Faust ließ die prächtig geformte Lanze des jungen Mannes auf seiner Zunge tanzen, schloss die Lippen und spürte das dumpfe, begehrliche Pulsieren. Im Gegenzug spürte er Markos Mund an seinem Geschlecht, spürte, wie die Hoden wohlige Wärme empfingen, erst der linke, dann der rechte, und wie eine Hand sein Rohr packte, massierte, sich auf und ab bewegte, bevor sich wieder ein warmer Mund darüber stülpte.
Schnaufen erfüllte den dunklen Wagen, der so weit abseits stand vom Rund, dass niemand etwas hören konnte, und dennoch waren die beiden Männer so vorsichtig wie sie sein konnten, so leise und diskret wie möglich.
Bald konnte sich der Alchemist kaum noch beherrschen.
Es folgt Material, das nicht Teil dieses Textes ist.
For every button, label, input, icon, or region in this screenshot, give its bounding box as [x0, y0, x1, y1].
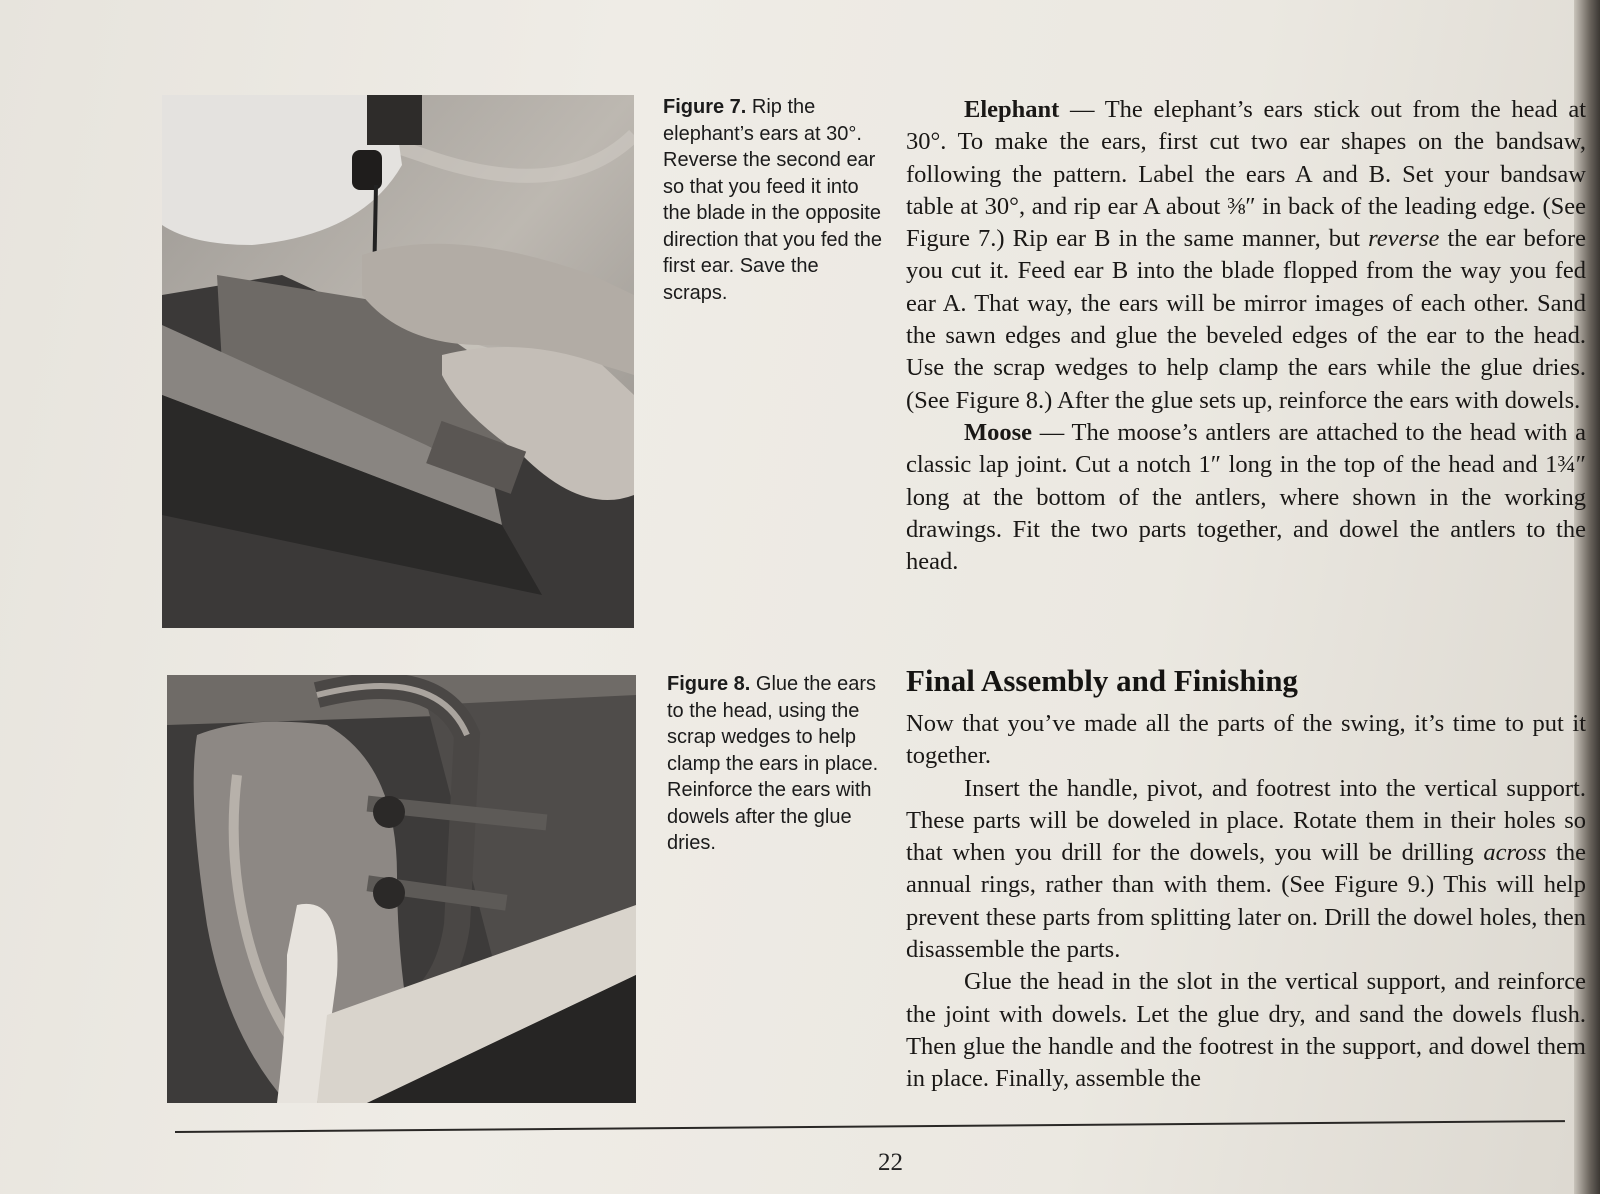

Tief wurzelte er sich in Markos Hintern, der sich vorgebeugt und unterwürfig den Kopf in das warme Bettlager gepresst hatte. Keuchend, wortlos genießen, kämpften die beiden Männer um die Oberhand, drangen mal hier ein und mal dort, bis sich endlich auch Faust in die Position des Empfängers geben konnte, um jeden Zoll der harten Lanze zu genießen, die ihn penetrierte.
Haut klatschte auf Haut, rhythmisch und viel zu laut, wie Faust einen Moment lang dachte, bevor ihm die Sinne schwanden und er spürte, wie sich Hände in seine Hüften krallten und der Zigeuner mit einer letzten Anstrengung den tiefsten Punkt erreichte, bevor er seinen Saft laufen ließ.
Und als Faust spürte, wie ihm Schub für Schub die Eingeweide mit köstlichem Samen gefüllt wurden, führte er die rechte, tastende Hand des Zigeuners an seine Erektion. Halb auf ihm liegend, keuchend, seufzend, klammernd, nachfassend, sich krümmend, fiedelte Marko dem Alchemisten eine, bis dieser abspritzte und unter der Last zusammenbrach.
Schwitzend kamen die beiden Männer zu Ruhe, flüsterten sich leise Wort zu und versprachen einander, nichts davon zu erzählen, es aber, und so hofften es beide inständig, ohne es auszusprechen, so bald wie möglich zu wiederholen.
Irgendwo in der Ferne heulte ein Wolf sein einsames Lied.